Students already speed around the skating floor by the time I make it inside. It’s been years since I’ve been in this place. When I was in middle school it was called Roller King, but now it’s Roller Skate City. New carpet and the location of the desk where they distribute skates are two noticeable differences from the place I remember. Also different is Rihanna’s voice belting “Disturbia” followed by Lady Gaga crooning “Telephone.” Last time, Cyndi Lauper’s “Girls Just Want to Have Fun” and Madonna’s “Borderline’ blared from the sound system. Life is funny. I have to laugh.
Reminiscing stops when a few of my students approach. Based on their wary glances towards me I’m sure some sixth grade drama is unfolding. “Will you skate with us?”
Boy, was I wrong. “Oh girls,” I feel the excuses begin to formulate. “I don’t know.”
“Please.” Huge toothy grins accentuated by big brown doe eyes tug on my heart.
And the war begins. Like a cartoon angel and devil battling for control of conscience, I hear two inner voices vying for attention.
My head turns towards the left where I spy a little me sitting properly on my shoulder. Hands folded neatly in lap, the proper mini-me obviously disapproves. “You can’t get on those things. It’s been more than twenty years. You’ll break your leg or your neck. You really can’t afford to miss any more work now. No, no, no. Don’t do it. What would people think?”
I’m about to apologize to my students when the voice to my right catches my attention. There, a twelve-year-old little me is sprawled on my shoulder, lacing up her skates. “Oh puleez! You were pretty good, remember? Betcha still are. If you’re scared of this, how you gonna do something you’ve never done before?” Twelve-year-old little me hops up, skates a figure eight. “You know finish that novel and send it to agents and editors. Aren’t you tired of doing what others expect you to?”
Several more students now stand before me, all with the same hopeful gaze. “We’ll get your skates for you.”
“Size 6.” I hear the words slip from my lips as the small crowd excitedly rolls away to get my wheels. Twelve-year-old little me is lost among them. Poof! Proper me is gone with a grimace that says she’s headed straight to heaven to rat me out to my grandmother.
Once the skates are on and snugly laced, my students jet off to wait for me on the smooth floor. I stand – a little wobbly. Oh, what have I gotten myself into now? It’s a struggle for balance on the first stride. The second is a little better. The feel of gliding is coming back to me now.

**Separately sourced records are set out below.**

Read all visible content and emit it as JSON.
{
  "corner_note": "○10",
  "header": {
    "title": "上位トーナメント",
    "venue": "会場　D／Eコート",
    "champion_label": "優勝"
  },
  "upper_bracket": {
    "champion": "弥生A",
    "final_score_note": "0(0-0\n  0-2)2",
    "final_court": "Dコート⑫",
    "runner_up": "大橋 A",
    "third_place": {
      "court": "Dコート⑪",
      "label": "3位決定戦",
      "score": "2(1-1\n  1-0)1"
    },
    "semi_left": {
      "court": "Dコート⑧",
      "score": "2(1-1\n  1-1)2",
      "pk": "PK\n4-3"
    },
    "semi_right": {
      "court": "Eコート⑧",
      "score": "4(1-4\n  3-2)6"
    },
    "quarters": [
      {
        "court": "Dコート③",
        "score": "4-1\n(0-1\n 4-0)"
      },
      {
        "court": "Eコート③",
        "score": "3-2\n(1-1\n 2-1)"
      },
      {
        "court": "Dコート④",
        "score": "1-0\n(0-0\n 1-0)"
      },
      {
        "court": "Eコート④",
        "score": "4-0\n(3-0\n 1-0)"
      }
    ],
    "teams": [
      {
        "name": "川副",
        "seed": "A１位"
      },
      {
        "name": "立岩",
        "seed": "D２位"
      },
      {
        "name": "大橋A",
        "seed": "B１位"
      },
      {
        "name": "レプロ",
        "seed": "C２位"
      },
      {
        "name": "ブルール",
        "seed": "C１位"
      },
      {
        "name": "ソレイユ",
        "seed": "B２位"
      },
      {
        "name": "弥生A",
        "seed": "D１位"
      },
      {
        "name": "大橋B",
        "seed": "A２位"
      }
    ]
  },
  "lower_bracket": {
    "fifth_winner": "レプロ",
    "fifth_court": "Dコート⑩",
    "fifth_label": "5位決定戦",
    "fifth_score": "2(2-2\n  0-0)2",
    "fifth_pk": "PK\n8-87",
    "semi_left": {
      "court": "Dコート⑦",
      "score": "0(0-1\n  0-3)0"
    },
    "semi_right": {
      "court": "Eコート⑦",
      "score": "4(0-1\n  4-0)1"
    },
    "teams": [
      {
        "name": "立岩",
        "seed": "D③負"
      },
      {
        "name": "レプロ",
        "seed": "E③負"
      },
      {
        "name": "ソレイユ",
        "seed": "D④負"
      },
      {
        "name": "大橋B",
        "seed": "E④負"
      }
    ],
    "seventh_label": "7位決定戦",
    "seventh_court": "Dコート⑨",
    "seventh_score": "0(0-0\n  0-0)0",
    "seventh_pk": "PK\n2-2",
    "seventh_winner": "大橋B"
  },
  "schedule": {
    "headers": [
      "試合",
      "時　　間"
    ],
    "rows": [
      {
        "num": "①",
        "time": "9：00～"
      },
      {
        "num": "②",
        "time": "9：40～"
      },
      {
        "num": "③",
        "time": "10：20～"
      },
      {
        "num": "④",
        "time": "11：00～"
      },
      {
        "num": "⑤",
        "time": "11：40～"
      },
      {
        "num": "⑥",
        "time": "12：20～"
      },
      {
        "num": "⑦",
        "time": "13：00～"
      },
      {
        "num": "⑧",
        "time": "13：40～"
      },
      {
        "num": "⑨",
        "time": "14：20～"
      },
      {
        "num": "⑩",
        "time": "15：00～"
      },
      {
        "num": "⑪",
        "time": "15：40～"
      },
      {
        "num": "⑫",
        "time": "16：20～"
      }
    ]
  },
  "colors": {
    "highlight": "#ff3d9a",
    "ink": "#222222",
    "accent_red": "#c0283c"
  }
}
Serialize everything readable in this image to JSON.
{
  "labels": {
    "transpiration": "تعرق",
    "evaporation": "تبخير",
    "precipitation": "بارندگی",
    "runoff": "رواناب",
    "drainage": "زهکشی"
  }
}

Satisfied their teacher is true to her word, my students laugh and skate away leaving me on my own. I’m grateful.
I pick up speed and the cool breeze on my face invigorates me! Round and round I speed through the rink surprising my students, and myself, as I pass them. For a moment, I’m twelve again. There’s no mortgage, no job, no disappointments in love. It’s just me and the feeling of flying, the feeling that anything is possible. I feel revived, as if I’ve been asleep longer than Rip Van Winkle, but now I’m fully awake. Miraculously, I don’t fall and I have fun.
Maybe it’s important to listen to the twelve-year-olds in our lives, even if it’s just the twelve-year-old that still resides on the inside, and do a little roller skating. Those few moments didn’t change life’s circumstances – my book is still unfinished, I still have a mortgage to pay, I still have a job that’s a struggle to get to, I’m still alone – but I was reminded of what it’s like to fly. I was given a reminder for those times I feel sorry for myself and those moments when the excuses start coming, that nothing is impossible. Even though I run the risk of falling, it’s okay, and I might even have a little fun.